Tuning in to the verb-particle construction in English. Adele E. Goldberg. to appear. In Léa Nash and Pollet Samvelian (eds.) Approaches to Complex Predicates: 

This work investigates English verb particle combinations (e.g., put on) and argues that item-specific and general information are needed and should be related within a default inheritance hierarchy. When verb particle combinations appear within verb phrases, a tripartite phrasal syntax is defended, whether or not the V and P are adjacent (e.g., She put on the wrong shoes; she put the wrong shoes on). The < V NP P > order is motivated as the default word order by explicitly relating a verb-particle construction to the caused-motion construction (e.g., she put the shoes on her feet). Well-known and independently needed processing considerations related to complement length, information status, and semantics motivate system-wide generalizations that can serve to override the default word order.   Lexical verb-particle combinations (e.g., a pickup truck; a showdown) and an idiomatic case, V-off are also briefly discussed as providing further evidence for the need for both item-specific and more general constructions.

Compositionality. Adele E. Goldberg. 2016. In N. Reimer (ed.) Routledge Handbook of Semantics. 419-430.

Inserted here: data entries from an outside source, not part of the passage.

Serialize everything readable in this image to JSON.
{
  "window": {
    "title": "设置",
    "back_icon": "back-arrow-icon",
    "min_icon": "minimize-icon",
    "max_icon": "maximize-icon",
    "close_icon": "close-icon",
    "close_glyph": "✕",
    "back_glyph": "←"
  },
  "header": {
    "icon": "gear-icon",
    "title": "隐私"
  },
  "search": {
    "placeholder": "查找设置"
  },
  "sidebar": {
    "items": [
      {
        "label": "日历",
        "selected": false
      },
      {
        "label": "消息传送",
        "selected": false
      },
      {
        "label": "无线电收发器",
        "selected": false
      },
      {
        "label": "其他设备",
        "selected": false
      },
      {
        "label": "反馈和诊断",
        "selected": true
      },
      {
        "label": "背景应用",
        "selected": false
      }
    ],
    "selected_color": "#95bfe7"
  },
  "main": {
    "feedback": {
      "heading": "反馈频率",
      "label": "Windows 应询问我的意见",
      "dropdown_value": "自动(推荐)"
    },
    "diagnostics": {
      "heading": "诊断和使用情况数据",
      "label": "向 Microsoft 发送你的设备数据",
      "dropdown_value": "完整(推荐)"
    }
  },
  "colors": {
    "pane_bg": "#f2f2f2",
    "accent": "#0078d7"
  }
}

How do people glean meaning from language? A Principle of Compositionality is generally understood to entail that the meaning of every expression in a language must be a function of the meaning of its immediate constituents and the syntactic rule used to combine them. This paper explores perspectives that range from acceptance of the principle as a truism, to rejection of the principle as false. Controversy has arisen basedon the role of extra-constituent linguistic meaning (idioms; certain cases of paradigmatic morphology; constructional meanings; intonation), and context (e.g., metonymy; the resolution of ambiguity and vagueness).